O Senado Federal deu início nesta segunda-feira (31/8) à última semana de esforço concentrado antes do primeiro turno das eleições 2026. O período é marcado por uma pauta intensa, que prioriza propostas de interesse do governo do presidente Luiz Inácio Lula da Silva, incluindo temas de grande repercussão social e econômica.
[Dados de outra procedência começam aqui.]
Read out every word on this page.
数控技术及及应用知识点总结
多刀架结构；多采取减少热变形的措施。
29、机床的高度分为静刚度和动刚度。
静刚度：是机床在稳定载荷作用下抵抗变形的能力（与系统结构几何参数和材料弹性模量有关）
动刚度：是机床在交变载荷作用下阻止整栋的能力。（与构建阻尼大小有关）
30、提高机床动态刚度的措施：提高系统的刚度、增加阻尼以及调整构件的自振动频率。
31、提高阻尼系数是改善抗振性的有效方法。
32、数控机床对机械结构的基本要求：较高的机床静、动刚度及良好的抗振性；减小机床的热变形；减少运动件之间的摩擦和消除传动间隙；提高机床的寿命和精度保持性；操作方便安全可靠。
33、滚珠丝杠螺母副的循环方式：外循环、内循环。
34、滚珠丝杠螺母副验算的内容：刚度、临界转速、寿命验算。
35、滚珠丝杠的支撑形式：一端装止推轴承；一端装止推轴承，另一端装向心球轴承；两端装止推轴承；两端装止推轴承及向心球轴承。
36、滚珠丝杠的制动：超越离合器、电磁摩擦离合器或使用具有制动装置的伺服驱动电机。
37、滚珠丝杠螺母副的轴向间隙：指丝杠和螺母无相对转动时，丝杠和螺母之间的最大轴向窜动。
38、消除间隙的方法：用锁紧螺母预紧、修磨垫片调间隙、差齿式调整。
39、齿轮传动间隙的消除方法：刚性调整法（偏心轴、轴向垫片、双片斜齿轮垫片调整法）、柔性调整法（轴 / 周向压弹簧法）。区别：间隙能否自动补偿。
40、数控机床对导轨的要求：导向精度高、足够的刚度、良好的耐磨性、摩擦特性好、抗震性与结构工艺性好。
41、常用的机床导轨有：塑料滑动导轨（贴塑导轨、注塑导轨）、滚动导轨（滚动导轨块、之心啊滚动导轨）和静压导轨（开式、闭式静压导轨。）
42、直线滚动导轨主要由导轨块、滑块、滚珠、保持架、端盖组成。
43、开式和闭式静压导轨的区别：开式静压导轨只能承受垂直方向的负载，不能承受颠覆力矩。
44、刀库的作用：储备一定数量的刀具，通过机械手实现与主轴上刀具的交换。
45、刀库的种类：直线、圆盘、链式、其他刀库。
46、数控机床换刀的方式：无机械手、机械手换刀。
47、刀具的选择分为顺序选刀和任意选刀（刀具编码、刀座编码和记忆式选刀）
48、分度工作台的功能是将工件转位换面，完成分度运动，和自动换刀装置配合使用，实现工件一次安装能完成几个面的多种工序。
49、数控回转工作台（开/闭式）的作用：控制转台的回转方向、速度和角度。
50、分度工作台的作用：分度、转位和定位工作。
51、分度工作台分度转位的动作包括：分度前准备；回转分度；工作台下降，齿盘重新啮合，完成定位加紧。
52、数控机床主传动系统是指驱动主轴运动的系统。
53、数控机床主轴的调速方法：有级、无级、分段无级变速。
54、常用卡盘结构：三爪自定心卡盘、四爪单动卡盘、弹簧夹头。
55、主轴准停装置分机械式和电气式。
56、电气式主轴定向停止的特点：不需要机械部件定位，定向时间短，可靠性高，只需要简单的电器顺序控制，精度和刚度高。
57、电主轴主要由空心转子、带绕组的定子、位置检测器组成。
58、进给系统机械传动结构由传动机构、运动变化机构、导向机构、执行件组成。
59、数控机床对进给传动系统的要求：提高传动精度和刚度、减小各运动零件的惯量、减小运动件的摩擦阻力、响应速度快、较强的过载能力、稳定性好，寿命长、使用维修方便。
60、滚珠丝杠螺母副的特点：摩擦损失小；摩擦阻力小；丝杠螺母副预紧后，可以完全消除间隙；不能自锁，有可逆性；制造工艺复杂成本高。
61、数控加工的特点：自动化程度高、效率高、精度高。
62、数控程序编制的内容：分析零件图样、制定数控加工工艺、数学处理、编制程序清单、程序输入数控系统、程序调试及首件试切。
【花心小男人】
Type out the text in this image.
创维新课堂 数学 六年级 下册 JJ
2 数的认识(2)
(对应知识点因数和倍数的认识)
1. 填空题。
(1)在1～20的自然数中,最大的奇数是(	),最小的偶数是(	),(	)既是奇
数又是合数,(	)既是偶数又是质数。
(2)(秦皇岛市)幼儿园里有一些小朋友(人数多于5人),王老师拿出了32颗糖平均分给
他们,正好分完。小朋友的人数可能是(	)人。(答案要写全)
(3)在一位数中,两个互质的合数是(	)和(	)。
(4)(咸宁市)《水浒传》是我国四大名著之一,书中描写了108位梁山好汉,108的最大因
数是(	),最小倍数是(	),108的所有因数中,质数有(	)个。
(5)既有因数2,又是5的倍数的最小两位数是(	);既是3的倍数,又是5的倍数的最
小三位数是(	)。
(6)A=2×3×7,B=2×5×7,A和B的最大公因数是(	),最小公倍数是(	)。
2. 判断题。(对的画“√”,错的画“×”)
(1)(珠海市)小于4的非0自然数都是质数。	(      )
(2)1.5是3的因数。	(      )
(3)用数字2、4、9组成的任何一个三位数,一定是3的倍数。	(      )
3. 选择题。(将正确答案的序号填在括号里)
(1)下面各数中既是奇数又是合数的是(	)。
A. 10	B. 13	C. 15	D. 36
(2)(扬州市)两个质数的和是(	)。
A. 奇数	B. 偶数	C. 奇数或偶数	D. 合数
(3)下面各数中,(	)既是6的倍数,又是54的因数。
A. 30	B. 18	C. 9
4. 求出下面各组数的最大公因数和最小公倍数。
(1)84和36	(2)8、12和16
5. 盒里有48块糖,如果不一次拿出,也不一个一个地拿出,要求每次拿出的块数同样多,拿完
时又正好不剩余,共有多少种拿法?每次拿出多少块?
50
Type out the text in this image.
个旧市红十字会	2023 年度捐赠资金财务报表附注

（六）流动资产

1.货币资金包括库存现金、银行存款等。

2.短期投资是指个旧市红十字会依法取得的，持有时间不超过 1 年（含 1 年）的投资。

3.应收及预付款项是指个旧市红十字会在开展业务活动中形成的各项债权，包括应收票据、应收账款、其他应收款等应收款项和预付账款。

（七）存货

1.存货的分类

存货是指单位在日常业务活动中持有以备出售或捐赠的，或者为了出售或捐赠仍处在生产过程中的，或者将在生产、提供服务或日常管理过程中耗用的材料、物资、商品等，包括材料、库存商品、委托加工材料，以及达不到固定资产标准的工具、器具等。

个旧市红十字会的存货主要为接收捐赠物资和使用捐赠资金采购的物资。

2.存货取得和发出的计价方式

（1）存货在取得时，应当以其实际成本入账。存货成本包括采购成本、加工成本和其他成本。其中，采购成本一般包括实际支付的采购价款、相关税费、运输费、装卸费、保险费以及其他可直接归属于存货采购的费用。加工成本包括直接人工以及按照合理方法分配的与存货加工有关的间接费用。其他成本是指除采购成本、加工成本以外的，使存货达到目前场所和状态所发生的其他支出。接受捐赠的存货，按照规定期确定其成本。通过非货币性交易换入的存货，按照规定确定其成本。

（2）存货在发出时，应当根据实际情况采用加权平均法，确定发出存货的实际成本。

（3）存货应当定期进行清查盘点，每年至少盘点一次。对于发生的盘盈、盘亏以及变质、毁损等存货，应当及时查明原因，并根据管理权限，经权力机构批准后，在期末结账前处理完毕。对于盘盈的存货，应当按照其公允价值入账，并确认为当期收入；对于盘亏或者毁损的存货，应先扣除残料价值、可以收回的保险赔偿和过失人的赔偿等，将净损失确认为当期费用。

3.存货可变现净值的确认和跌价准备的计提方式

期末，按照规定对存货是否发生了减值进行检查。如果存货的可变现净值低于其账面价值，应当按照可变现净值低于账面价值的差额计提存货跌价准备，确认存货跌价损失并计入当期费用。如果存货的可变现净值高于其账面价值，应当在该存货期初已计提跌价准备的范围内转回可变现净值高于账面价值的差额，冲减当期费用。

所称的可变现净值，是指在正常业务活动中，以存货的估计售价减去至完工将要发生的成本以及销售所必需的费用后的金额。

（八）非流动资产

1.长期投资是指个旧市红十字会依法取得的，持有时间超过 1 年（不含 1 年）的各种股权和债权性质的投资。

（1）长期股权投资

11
A definição da agenda ocorreu após articulação entre o Palácio do Planalto e os presidentes do Senado, Davi Alcolumbre (União-AP), e da Câmara dos Deputados, Hugo Motta (Republicanos-PB). Entre os pontos centrais estão a Proposta de Emenda à Constituição (PEC) que propõe o fim da escala 6×1 e o projeto que institui a Política Nacional de Minerais Críticos e Estratégicos (PNMCE).
Prioridades do governo e prazos legislativos
Além das pautas estruturantes, o governo federal busca celeridade na votação da medida provisória que trata da taxação de compras internacionais acima de US$ 50, popularmente conhecida como “taxa das blusinhas”. O texto perde a validade em 8 de setembro e precisa ser aprovado por ambas as Casas para evitar que caduque.
A expectativa é de que o Senado mantenha um ritmo acelerado. Na Comissão de Constituição e Justiça (CCJ), presidida pelo senador Otto Alencar (PSD-BA), a previsão é de que as votações da PEC da 6×1 e da PEC da Segurança Pública ocorram ainda nesta semana, apesar da possibilidade de pedidos de vista por parte da oposição.
Pauta das comissões e plenário
A agenda legislativa segue movimentada ao longo dos próximos dias. Na terça-feira (1º/9), a Comissão de Assuntos Econômicos (CAE) deve analisar o Programa de Medicamentos do Trabalhador e o regime especial de contribuição previdenciária para municípios. Simultaneamente, a Comissão de Assuntos Sociais (CAS) debate o piso salarial dos médicos.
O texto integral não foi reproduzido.